Re: version control of large files I've not used it, but have heard good things about this: https://git-lfs.github.com/

clarkfitzg commented 6 years ago

I appreciate the thoughts on file versioning. The use case with large files I described above was dumps of a database after various changes were made in the system. In hindsight I think incorporating a timestamp into the filename might work reasonably well for this because then the creation timestamp would be preserved as the file is copied. But as @jttkim points out we don't need to bring this kind of discussion / nuance into the lesson.

In the interest of moving this forward towards resolution, here are the changes to the lesson that have been suggested in this thread:

  1. clarify periods are used for file extensions
  2. add link to Stanford (or other) best practices for file naming
  3. list positive and negative examples for file names rather than "just" explaining them

The periods for file extensions are standard practice, while we've been debating the two others.
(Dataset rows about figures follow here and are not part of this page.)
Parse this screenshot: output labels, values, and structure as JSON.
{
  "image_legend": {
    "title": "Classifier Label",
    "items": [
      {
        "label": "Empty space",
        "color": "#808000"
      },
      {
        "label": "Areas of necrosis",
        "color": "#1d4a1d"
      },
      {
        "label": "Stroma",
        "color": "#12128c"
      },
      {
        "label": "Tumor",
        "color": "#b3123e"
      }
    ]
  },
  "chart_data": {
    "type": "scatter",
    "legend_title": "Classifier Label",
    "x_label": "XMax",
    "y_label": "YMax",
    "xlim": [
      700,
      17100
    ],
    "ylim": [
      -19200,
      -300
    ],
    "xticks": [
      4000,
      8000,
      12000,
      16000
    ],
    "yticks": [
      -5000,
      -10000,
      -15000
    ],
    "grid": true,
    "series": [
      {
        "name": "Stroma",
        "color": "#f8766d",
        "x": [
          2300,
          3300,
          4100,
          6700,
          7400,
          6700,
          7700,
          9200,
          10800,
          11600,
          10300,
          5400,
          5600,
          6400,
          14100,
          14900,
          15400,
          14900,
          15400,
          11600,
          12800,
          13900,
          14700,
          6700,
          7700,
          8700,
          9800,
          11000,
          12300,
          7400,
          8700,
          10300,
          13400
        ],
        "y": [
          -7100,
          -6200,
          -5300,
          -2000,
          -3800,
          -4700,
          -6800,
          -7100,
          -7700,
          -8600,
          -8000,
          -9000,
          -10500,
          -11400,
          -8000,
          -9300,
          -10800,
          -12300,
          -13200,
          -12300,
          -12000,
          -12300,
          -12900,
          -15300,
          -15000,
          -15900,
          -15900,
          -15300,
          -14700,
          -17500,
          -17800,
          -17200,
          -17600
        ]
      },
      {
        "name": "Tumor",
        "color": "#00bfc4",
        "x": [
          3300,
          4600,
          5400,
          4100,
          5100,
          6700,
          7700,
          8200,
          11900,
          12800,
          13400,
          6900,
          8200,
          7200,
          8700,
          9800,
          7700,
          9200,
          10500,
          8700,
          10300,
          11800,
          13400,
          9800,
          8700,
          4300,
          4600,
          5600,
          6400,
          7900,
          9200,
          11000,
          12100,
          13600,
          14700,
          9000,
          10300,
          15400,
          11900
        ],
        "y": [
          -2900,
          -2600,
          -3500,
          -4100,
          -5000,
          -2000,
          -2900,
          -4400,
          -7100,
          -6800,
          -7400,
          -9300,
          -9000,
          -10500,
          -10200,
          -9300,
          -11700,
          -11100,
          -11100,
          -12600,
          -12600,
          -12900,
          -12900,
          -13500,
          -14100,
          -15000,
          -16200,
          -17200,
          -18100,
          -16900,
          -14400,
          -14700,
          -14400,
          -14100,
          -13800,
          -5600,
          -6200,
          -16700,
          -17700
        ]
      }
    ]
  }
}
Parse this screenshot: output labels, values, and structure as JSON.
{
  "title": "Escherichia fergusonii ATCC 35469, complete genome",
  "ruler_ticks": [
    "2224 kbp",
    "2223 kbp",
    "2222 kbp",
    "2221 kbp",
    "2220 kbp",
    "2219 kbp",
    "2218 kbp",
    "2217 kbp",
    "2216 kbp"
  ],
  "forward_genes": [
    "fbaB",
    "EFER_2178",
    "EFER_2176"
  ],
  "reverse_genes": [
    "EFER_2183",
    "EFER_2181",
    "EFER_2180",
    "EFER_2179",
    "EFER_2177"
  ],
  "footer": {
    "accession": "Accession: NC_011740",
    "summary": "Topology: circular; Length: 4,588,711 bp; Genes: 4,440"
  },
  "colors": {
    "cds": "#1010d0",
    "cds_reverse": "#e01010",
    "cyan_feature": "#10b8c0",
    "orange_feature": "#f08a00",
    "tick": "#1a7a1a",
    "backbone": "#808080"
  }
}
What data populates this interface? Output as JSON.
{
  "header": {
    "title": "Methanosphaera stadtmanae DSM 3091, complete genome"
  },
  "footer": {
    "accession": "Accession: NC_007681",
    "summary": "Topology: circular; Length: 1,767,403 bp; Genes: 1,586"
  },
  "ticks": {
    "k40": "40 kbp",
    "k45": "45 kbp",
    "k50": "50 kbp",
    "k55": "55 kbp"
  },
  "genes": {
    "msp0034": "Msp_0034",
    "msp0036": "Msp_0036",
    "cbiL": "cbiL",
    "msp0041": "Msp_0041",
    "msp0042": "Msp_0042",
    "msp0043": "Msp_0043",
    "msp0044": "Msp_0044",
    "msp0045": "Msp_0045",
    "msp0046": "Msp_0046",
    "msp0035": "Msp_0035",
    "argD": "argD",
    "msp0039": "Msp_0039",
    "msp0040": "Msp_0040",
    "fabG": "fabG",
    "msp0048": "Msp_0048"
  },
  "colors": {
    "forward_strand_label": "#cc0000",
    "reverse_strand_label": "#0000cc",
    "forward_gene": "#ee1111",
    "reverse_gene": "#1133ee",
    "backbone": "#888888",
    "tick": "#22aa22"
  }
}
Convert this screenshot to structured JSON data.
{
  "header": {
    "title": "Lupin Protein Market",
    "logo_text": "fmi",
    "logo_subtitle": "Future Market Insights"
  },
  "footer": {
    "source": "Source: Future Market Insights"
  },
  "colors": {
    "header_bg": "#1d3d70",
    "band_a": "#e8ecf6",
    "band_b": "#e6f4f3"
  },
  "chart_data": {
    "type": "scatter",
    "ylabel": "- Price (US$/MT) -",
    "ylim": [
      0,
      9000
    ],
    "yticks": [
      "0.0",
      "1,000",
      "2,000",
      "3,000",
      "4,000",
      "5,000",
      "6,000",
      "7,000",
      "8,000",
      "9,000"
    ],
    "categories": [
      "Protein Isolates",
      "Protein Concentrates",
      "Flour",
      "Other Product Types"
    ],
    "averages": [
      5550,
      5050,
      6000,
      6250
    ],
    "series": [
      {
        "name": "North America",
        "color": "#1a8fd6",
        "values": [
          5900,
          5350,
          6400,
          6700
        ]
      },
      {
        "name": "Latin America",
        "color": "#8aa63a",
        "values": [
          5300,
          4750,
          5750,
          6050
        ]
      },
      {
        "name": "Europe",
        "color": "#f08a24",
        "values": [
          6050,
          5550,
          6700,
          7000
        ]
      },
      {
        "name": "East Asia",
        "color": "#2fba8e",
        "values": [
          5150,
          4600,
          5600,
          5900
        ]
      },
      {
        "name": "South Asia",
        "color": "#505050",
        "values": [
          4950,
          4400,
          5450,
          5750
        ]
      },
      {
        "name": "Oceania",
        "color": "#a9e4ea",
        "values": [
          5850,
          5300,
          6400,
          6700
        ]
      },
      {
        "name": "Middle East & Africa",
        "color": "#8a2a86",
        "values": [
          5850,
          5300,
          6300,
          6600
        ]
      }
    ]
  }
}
I'm for the link, because I found that particular resource helpful for sorting file names. I like the positive and negative examples because they seem more immediate to me than reading through the actual text, ie. DO THIS: ... NOT THIS: .... We don't need to add any more content- if anything the link and examples would let us trim some of the current content.

jttkim commented 6 years ago

I suggest adopting something like the original suggestion by @jmhuculak about extensions. Mentioning this convention briefly is nice for learners who have heard that term somewhere already and all learners will benefit from having a bit of terminology for talking about file names.

My main concern with entering into best practices at this stage of the episode is that some learners, importantly those with little or no previous experience, have no background that enables them to understand and appreciate their relevance (i.e. they have never had to work with larger sets of files that are inconsistently named and where essential metadata is scant and difficult to obtain). Hitting them with a raft of best practices will unnecessarily distract and confuse some of them. Any discussion of this sort is way above the level of e.g. the "What's In A Name" discussion later in episode 3 -- so adding the material here will disrupt the flow of the episode.

For this reason I'd also prefer to restrict examples to positive and simple. Examples that enable learners choose names that are likely to give them some initial experience of commands working simply and "normally" (before inevitably encountering those brain-teasers of escaping and masking leading minuses etc.) are good, while complex examples are likely to distract inexperienced learners and negative ones may additionally concern them unnecessarily.

Generally I think that some additional discussion of file naming could have some merit. I particularly like the consistency point made by @clarkfitzg, and I think the optional exercises at the end of this episode would be a good place for that. I'd like to hear more instructors on the Stanford link, though -- having a link to best practices suggesting version components in filenames in the shell and the "FINAL".doc cartoon in the git lesson is bound to lead to remarks by learners in the not too distant future. So perhaps this could be discussed in the mailing list?

clarkfitzg commented 6 years ago

The more general question here is: what's SWC's stance on external links to resources that aren't official documentation?

Before bringing it up on the mailing list maybe maintainer @gdevenyi can provide some guidance here.

colinmorris commented 6 years ago

I don't think it's unprecedented. There are lots of non-official links in the reference section and the instructor guide.

If we think something like the Stanford page is worth learners' time and attention despite 1 or 2 questionable pieces of advice, I think there's probably a way to introduce it that implies that this is just one (non-authoritative) perspective which they might find valuable, but shouldn't necessarily accept uncritically.

(Whether the first part of that sentence holds in this case isn't something I have a strong opinion on.)